See my comments: https://github.com/awslabs/aws-config-rules/issues/190 I suggest we finish the gherkin on ALB first, then adapt for CLB :)

[santosh-at-github]

Sure @jongogogo, I will do it after ALB Gherkin is complete, but I have some suggestions and questions

• In our documentation we have HTTP, HTTPS, TCP and SSL listeners for CLB. It doesn't list SSL as TLS/SSL listener, do you still want me change SSL to TLS/SSL in the Gherkin?

• Since CLB supports both L7 and L4 listeners, by HTTPS/SSL, I meant HTTPS or SSL listeners, I will change this one.

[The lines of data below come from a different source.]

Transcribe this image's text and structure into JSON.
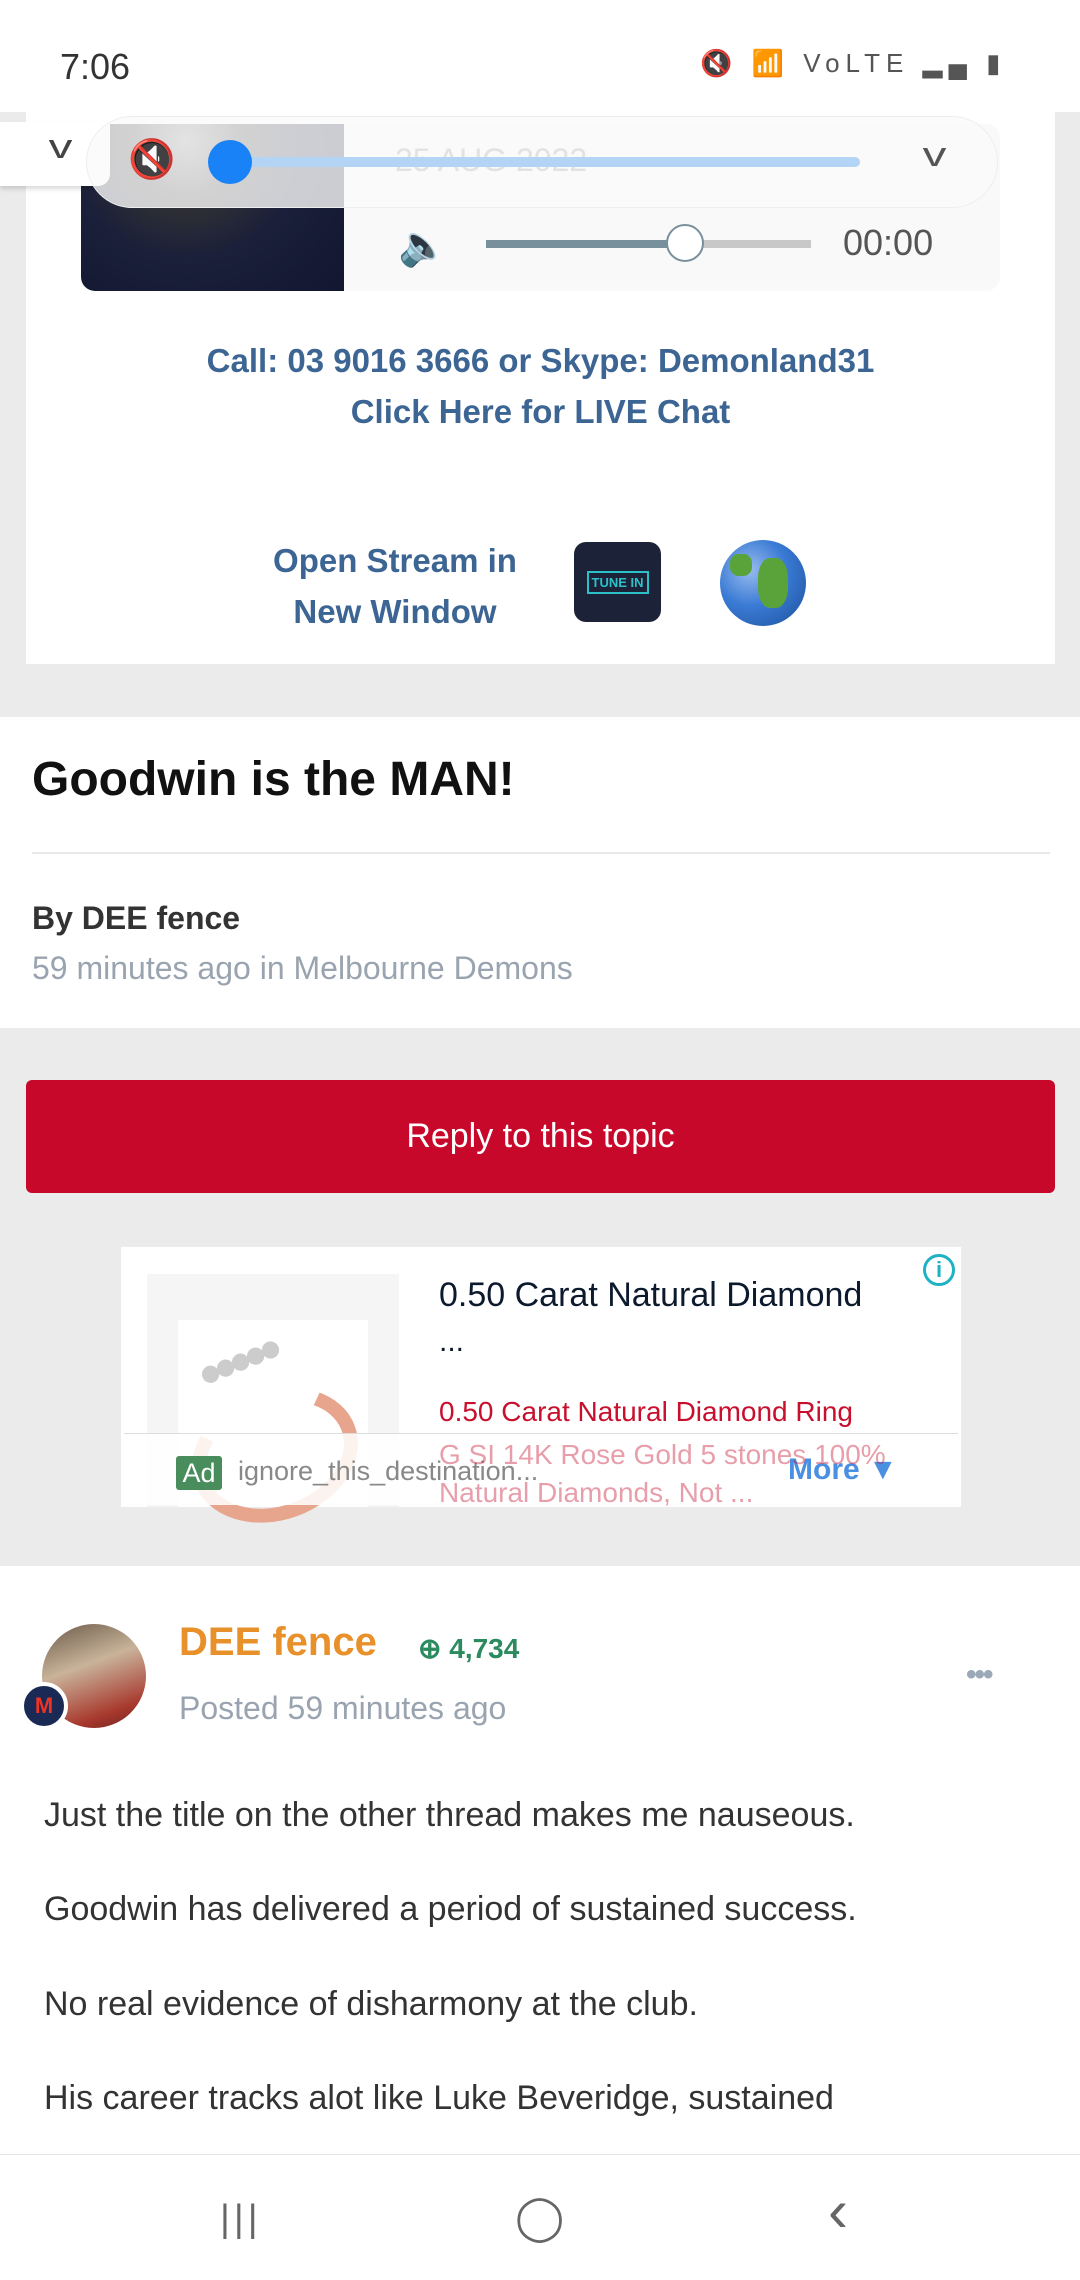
{
  "status_bar": {
    "time": "7:06",
    "icons": "🔇 📶 VoLTE ▂▄ ▮"
  },
  "player": {
    "date": "25 AUG 2022",
    "duration": "00:00",
    "volume_percent": 60,
    "seek_percent": 0,
    "mute_icon": "🔇",
    "volume_icon": "🔈"
  },
  "stream": {
    "call": "Call: 03 9016 3666 or Skype: Demonland31",
    "chat": "Click Here for LIVE Chat",
    "open_stream": "Open Stream in New Window",
    "tunein": "TUNE IN"
  },
  "topic": {
    "title": "Goodwin is the MAN!",
    "author": "By DEE fence",
    "meta": "59 minutes ago in Melbourne Demons"
  },
  "reply_button": "Reply to this topic",
  "ad": {
    "title": "0.50 Carat Natural Diamond",
    "ellipsis": "...",
    "description": "0.50 Carat Natural Diamond Ring",
    "description_faded": "G SI 14K Rose Gold 5 stones 100% Natural Diamonds, Not ...",
    "badge": "Ad",
    "destination": "ignore_this_destination...",
    "more": "More ▼",
    "info": "i"
  },
  "post": {
    "username": "DEE fence",
    "reputation": "4,734",
    "posted": "Posted 59 minutes ago",
    "menu": "•••",
    "paragraphs": [
      "Just the title on the other thread makes me nauseous.",
      "Goodwin has delivered a period of sustained success.",
      "No real evidence of disharmony at the club.",
      "His career tracks alot like Luke Beveridge, sustained"
    ]
  },
  "nav": {
    "recents": "|||",
    "home": "◯",
    "back": "‹"
  }
}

• "Need a parameter comma-separated list on the SSL policies". Are you suggesting to use SSL policies also to check if a Load Balancer is Complaint or not?

• For your last comment on issue #190, I am ok to create two separate rules for HTTPS,SSL listeners and HTTP to HTTPS redirection check, however I was thinking of below about this approach:

  • Our end goal for this rule is to inform rule user if their CLB has SSL enforced or not (on L7 or L4 or both). If we have two different rule to check if SSL is enforced or not, then how we are going to make a decision about compliance status of the CLB?
  • Or you are suggesting that we can have two different rules with it's own independent compliance status?

[jongogogo]

1. Yes, SSL to TLS/SSL. SSL is the old protocol (and mainly retired), but it became a synonym to encryption in transit for HTTPS. The security community is naming as TLS/SSL sometimes.
2. OK for L4 to L7, it is a bit more tricky than ALB indeed.
3. The SSL policies is because certain policies are allowed by PCI DSS (for example) and others are not. So customers must have the ability to check that.